DocumentBuilder builder = new DocumentBuilder(doc);
for (int i =0 ; i< list.size(); i++) {
    Run run = (Run) list.get(i);
    builder.moveTo(run);
    builder.startBookmark("bm_" + i);
    BookmarkEnd end = builder.endBookmark("bm_" + i);
    run.getParentNode().insertAfter(end, run);
}

doc.updatePageLayout();

collector = new LayoutCollector(doc);
LayoutEnumerator enumerator =  new LayoutEnumerator(doc);

for (Bookmark bm : doc.getRange().getBookmarks()) {
    if (bm.getName().startsWith("bm_")) {
        enumerator.setCurrent(collector.getEntity(bm.getBookmarkStart()));

        String left = String.format("%.2f", enumerator.getRectangle().getX());
        String top = String.format("%.2f", enumerator.getRectangle().getY());

        System.out.println("First Character '" + bm.getText() + "' on " + bm.getName().replace("bm_", "") + "th Page has (x, y) = (" + left + ", " + top + ") ");
    }
}  

private static Run SplitRun(Run run, int position) throws Exception {
    Run afterRun = (Run) run.deepClone(true);
    afterRun.setText(run.getText().substring(position));
    run.setText(run.getText().substring(0, position));
    run.getParentNode().insertAfter(afterRun, run);
    return afterRun;
}

@awais.hafeez,
Good afternoon!
Unfortunately, this option is not suitable for us, because it does not always correctly cover all special cases (for example, when a paragraph is divided into several pages).

We are satisfied with the option of finding the first / last line on the page and working with the resulting text. But we do not know how to solve the following problems:

  1. The problem with the appearance of null in the lines where they are absent.
  2. Getting the coordinates of all characters of the found line

See quote

In addition, I draw attention to the fact that we can not modify the document using Aspose. Words. The document should only be checked for compliance with the rules. The original structure should remain unchanged.

Please help us solve these problems.

@beralex,

When you convert a Word document to PDF format for example by using the following simple two lines of code, Aspose.Words should preserve/retain all elements in Word document, their position/layout, their formatting etc in generated PDF on its own.

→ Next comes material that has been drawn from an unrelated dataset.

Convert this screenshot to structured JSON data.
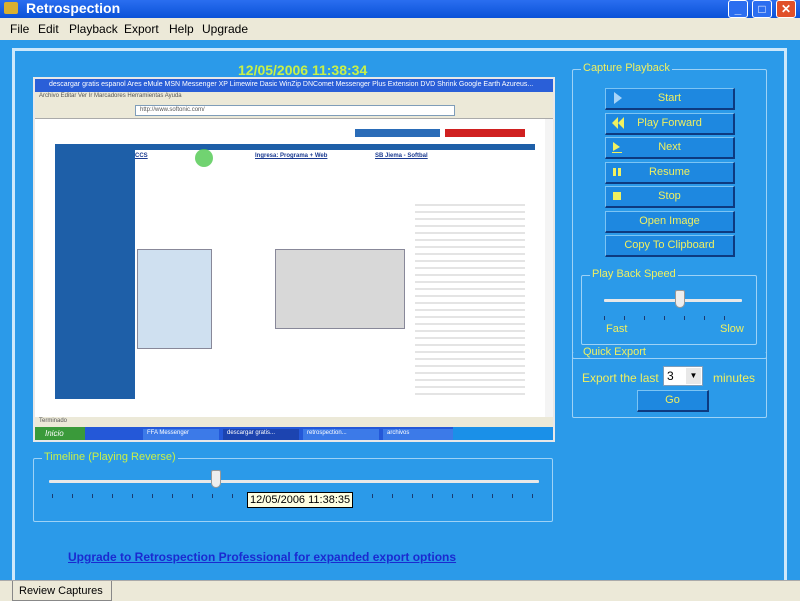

Document doc = new Document(dataDir + "input.doc");
doc.save(dataDir + "output.pdf");

You do not need to write any additional code to calculate/determine the coordinates of different document elements by yourself. If you find any misplacement or content overlapping in generated PDF, that may well be because of some bug in Aspose.Words’ API which needs to be fixed.

Generally, Aspose.Words mimics the behavior of MS Word i.e. if you convert your Word documents (DOC DOCX files etc) to PDF format by using Aspose.Words, the output will look similar to what MS Word produces. We strive hard to ensure that all conversions would have been performed with high fidelity - exactly like Microsoft Word® would have done it. But, still if you find any issues during conversions, please feel free to report in this forum and will be fix the issue(s) in Aspose.Words’ API. Hope, this helps.

@awais.hafeez,
Good afternoon!

Converting to PDF does not interest us. It is important for us to obtain information from a file in the Word format for solving the tasks described above. Converting to PDF will not help us in this case:

  1. Too costly code runtime
  2. Does not provide the functionality that we need

Again. In solving our problems, we encountered the problems described in quote:

Can you help us with their solution? Directly in the form in which the problem is described. Please help us solve these problems.

@beralex,

We are checking this scenario and will get back to you soon.

@awais.hafeez,

Good afternoon!

There was no understanding what the problem is and how to solve it? We are waiting for an answer very much, because of this the development of our project in terms of the implementation of this task was stopped.

@beralex,

Please spare us some time. We are checking these scenarios and will get back to you with our findings soon.